SOP: A Scalable Online Post-Training System for Vision-Language-Action Models
Mingjie Pan, Siyuan Feng, Qinglin Zhang, Xinchen Li, Jianheng Song, Chendi Qu, Yi Wang, Chuankang Li, Ziyu Xiong, Zhi Chen, Yi Liu, Jianlan Luo
TL;DR
This work tackles the challenge of achieving expert-level proficiency without sacrificing generality in Vision-Language-Action (VLA) models for real-world robotics. It introduces Scalable Online Post-training (SOP), a closed-loop actor–learner framework that jointly scales data collection across a fleet with online, asynchronous policy updates in a cloud learner, enabling on-policy correction and multi-task adaptation. SOP is algorithm-agnostic and instantiated with HG-DAgger and RECAP, demonstrating substantial gains across cloth folding, box assembly, and grocery restocking tasks, with near-linear scaling as fleet size increases and adaptation achievable within hours of real-world interaction.

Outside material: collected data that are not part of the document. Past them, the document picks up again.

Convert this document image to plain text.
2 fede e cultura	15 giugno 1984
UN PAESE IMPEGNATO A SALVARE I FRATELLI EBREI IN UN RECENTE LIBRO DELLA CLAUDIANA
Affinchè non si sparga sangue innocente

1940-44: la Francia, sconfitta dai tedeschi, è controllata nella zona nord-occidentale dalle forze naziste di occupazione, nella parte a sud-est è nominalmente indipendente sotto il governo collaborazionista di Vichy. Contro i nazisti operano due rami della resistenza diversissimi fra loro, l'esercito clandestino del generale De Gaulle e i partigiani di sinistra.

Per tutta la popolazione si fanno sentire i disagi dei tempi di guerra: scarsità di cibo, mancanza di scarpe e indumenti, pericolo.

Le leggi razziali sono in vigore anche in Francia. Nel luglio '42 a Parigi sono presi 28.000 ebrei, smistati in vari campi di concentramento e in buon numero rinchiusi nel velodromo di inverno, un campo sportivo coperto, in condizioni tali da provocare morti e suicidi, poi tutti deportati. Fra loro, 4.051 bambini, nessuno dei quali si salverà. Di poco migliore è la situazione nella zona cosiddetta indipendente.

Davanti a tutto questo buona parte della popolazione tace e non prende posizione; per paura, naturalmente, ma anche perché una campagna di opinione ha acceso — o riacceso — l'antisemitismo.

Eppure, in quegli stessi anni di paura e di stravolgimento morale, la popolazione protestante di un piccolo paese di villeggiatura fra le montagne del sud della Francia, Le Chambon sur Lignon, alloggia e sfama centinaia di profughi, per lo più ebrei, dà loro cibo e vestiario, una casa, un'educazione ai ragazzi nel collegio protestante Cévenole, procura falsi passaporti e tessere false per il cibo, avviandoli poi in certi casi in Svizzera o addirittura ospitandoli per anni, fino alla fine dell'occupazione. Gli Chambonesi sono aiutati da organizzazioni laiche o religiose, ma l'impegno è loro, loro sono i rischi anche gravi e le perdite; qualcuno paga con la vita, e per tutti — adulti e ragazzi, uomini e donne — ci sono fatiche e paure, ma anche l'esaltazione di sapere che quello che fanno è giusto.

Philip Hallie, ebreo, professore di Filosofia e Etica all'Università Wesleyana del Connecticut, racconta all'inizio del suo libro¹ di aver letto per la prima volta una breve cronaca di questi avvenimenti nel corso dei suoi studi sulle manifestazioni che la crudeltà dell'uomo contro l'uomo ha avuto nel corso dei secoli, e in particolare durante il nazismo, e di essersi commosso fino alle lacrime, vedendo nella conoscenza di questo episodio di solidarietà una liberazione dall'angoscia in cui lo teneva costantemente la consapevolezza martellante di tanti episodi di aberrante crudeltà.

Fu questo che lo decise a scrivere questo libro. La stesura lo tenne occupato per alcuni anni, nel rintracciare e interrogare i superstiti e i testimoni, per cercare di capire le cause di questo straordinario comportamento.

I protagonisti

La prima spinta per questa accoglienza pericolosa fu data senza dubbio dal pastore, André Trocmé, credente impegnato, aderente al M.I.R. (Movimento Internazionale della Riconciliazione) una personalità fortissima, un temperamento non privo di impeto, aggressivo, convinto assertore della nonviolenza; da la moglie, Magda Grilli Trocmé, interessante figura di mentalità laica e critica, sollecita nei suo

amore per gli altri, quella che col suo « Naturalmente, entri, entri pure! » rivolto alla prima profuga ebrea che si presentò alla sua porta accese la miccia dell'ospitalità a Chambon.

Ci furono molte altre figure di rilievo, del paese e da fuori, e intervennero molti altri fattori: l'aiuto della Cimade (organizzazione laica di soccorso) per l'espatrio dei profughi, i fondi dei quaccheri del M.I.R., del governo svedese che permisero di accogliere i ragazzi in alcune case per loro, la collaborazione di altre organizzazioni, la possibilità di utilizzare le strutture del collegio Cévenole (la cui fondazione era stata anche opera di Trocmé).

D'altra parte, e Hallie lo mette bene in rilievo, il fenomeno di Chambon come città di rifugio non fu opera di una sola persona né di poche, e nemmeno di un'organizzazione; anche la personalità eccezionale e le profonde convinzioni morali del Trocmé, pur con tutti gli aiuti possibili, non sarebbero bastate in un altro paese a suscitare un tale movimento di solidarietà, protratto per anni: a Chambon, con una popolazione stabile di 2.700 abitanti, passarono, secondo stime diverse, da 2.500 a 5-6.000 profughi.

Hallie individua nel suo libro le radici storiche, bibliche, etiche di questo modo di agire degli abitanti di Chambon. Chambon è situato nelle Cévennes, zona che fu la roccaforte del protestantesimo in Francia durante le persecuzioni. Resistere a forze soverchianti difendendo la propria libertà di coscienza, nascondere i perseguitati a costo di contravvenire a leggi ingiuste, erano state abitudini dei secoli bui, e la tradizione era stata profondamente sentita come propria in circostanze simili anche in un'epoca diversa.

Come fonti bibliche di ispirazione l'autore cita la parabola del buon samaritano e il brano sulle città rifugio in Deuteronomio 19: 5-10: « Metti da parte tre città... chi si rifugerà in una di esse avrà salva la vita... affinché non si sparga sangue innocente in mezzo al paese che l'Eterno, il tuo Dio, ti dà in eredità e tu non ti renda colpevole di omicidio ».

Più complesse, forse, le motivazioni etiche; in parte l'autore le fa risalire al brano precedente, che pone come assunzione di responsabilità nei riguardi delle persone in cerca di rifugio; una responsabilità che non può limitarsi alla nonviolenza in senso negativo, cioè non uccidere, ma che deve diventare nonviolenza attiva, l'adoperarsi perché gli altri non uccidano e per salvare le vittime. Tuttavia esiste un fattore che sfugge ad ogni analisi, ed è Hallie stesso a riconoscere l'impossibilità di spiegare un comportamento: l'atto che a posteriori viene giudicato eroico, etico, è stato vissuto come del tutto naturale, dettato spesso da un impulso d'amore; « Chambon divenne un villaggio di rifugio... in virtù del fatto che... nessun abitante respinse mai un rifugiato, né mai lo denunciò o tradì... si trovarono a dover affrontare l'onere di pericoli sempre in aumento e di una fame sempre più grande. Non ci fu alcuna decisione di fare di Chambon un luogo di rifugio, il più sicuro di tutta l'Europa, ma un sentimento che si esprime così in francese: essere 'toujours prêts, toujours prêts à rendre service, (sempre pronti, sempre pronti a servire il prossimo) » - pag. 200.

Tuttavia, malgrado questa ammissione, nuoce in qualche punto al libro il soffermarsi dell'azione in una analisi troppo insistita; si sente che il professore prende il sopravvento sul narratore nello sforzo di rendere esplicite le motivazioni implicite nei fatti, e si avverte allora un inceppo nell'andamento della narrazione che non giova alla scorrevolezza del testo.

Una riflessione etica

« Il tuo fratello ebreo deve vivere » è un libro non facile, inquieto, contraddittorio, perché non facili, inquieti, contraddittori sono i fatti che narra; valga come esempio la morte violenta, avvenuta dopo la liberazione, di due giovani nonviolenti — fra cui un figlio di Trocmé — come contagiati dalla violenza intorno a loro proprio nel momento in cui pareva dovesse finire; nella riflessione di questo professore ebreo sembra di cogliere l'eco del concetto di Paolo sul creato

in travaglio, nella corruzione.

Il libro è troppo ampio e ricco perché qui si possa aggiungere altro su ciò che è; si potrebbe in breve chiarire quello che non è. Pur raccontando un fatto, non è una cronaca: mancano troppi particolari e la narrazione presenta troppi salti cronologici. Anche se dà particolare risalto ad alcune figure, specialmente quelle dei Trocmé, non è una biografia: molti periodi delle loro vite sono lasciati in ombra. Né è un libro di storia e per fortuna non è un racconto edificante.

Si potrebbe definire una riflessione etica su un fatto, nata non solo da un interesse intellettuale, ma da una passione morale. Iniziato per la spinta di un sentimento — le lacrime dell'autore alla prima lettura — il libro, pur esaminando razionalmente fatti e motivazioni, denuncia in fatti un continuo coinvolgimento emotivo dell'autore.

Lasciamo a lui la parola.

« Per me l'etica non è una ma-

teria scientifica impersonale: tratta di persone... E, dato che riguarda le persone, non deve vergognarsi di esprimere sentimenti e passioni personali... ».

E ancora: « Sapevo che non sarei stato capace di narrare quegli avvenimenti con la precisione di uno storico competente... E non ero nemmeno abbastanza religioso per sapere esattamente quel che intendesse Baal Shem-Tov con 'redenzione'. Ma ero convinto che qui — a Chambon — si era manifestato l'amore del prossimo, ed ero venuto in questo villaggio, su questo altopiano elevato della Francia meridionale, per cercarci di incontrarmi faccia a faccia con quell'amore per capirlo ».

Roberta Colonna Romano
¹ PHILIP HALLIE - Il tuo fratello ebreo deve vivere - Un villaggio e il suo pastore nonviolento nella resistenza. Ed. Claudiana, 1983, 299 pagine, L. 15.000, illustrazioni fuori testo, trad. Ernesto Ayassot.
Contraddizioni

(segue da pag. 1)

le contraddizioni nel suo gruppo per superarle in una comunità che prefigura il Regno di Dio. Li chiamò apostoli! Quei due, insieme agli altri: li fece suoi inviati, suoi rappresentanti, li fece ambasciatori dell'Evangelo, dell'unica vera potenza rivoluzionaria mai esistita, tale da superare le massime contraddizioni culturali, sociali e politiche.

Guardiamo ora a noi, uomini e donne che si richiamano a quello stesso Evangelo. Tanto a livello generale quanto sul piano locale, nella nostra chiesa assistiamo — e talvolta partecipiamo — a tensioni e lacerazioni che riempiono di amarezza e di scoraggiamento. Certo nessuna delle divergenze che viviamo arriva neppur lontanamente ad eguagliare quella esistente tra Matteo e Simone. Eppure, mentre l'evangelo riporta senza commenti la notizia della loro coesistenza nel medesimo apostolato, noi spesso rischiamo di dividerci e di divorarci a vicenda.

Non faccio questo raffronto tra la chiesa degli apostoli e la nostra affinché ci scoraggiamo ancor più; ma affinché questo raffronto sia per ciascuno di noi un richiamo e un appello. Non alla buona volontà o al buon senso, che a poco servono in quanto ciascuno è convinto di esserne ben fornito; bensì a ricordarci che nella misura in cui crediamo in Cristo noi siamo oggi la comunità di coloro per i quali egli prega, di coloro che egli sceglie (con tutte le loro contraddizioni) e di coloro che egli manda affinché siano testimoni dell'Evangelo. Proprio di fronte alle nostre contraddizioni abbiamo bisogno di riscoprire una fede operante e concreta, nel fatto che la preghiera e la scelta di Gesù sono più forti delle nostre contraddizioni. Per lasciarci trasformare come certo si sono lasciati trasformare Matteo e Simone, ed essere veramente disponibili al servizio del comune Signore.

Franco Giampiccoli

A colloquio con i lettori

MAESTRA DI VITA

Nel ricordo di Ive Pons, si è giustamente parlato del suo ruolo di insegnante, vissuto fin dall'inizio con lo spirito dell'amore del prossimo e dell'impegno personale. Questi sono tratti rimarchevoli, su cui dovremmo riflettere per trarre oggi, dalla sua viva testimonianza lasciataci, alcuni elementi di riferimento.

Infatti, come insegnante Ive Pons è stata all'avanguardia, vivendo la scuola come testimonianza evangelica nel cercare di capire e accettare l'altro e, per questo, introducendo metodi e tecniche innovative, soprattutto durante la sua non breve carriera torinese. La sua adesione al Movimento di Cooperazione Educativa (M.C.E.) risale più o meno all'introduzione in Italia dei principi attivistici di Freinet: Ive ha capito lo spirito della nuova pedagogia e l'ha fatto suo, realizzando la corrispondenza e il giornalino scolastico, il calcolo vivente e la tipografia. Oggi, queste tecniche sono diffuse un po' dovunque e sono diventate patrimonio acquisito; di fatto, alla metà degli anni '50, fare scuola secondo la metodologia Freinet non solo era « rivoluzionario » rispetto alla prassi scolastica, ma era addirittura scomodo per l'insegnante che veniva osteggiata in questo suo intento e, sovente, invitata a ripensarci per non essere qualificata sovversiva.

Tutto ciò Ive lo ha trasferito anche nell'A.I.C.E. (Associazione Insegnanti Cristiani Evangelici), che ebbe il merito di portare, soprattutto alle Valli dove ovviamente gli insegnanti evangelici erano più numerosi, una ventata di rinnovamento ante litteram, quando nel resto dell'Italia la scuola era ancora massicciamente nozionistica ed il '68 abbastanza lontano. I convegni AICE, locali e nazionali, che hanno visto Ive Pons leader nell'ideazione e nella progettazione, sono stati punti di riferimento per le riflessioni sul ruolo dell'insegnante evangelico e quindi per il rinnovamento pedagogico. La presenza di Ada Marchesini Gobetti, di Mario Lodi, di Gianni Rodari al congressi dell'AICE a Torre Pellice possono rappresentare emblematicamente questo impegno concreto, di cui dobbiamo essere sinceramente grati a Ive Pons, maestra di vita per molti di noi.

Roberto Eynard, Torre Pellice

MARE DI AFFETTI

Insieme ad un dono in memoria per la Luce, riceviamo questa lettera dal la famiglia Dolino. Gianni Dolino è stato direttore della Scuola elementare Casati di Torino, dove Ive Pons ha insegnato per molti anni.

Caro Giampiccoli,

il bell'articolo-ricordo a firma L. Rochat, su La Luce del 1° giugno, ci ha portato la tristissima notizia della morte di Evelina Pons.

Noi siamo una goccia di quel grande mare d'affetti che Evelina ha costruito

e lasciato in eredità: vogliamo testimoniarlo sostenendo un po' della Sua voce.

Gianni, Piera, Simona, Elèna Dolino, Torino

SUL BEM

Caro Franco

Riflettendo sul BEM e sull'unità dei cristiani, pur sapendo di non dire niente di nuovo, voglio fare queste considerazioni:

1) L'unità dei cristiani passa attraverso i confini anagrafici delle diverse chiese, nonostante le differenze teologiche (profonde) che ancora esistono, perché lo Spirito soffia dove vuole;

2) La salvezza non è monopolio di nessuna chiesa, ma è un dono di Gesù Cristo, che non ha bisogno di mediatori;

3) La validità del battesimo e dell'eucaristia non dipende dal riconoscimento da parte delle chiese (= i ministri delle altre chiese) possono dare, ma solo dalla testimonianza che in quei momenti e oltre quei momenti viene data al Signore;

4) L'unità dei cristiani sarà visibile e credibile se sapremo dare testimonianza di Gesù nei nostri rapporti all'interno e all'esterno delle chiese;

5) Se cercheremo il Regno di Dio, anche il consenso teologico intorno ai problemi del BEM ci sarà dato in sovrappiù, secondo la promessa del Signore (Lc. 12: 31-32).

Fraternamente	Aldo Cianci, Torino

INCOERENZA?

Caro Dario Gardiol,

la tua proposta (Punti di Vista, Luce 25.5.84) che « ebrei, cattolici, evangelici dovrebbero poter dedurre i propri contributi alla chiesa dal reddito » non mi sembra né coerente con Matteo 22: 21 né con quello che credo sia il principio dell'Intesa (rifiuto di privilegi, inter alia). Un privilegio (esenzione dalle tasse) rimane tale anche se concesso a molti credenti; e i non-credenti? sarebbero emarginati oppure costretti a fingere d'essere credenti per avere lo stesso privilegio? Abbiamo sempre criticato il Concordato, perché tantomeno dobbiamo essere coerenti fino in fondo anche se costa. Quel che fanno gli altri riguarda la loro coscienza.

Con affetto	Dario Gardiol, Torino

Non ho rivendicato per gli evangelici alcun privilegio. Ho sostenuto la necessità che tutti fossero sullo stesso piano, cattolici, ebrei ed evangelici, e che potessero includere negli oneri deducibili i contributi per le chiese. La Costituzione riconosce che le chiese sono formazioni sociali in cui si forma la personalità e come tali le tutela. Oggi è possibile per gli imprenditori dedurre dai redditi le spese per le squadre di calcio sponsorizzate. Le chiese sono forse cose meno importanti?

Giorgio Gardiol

The key contribution is showing that tightly coupling deployment and learning enables efficient, reliable, and scalable post-training of generalist robot policies in the physical world, suggesting fleets can effectively serve as scalable compute for continual policy improvement.
Abstract
Vision-language-action (VLA) models achieve strong generalization through large-scale pre-training, but real-world deployment requires expert-level task proficiency in addition to broad generality. Existing post-training approaches for VLA models are typically offline, single-robot, or task-specific, limiting effective on-policy adaptation and scalable learning from real-world interaction. We introduce a Scalable Online Post-training (SOP) system that enables online, distributed, multi-task post-training of generalist VLA models directly in the physical world. SOP tightly couples execution and learning through a closed-loop architecture in which a fleet of robots continuously streams on-policy experience and human intervention signals to a centralized cloud learner, and asynchronously receives updated policies. This design supports prompt on-policy correction, scales experience collection through parallel deployment, and preserves generality during adaptation. SOP is agnostic to the choice of post-training algorithm; we instantiate it with both interactive imitation learning (HG-DAgger) and reinforcement learning (RECAP). Across a range of real-world manipulation tasks including cloth folding, box assembly, and grocery restocking, we show that SOP substantially improves the performance of large pretrained VLA models while maintaining a single shared policy across tasks. Effective post-training can be achieved within hours of real-world interaction, and performance scales near-linearly with the number of robots in the fleet. These results suggest that tightly coupling online learning with fleet-scale deployment is instrumental to enabling efficient, reliable, and scalable post-training of generalist robot policies in the physical world.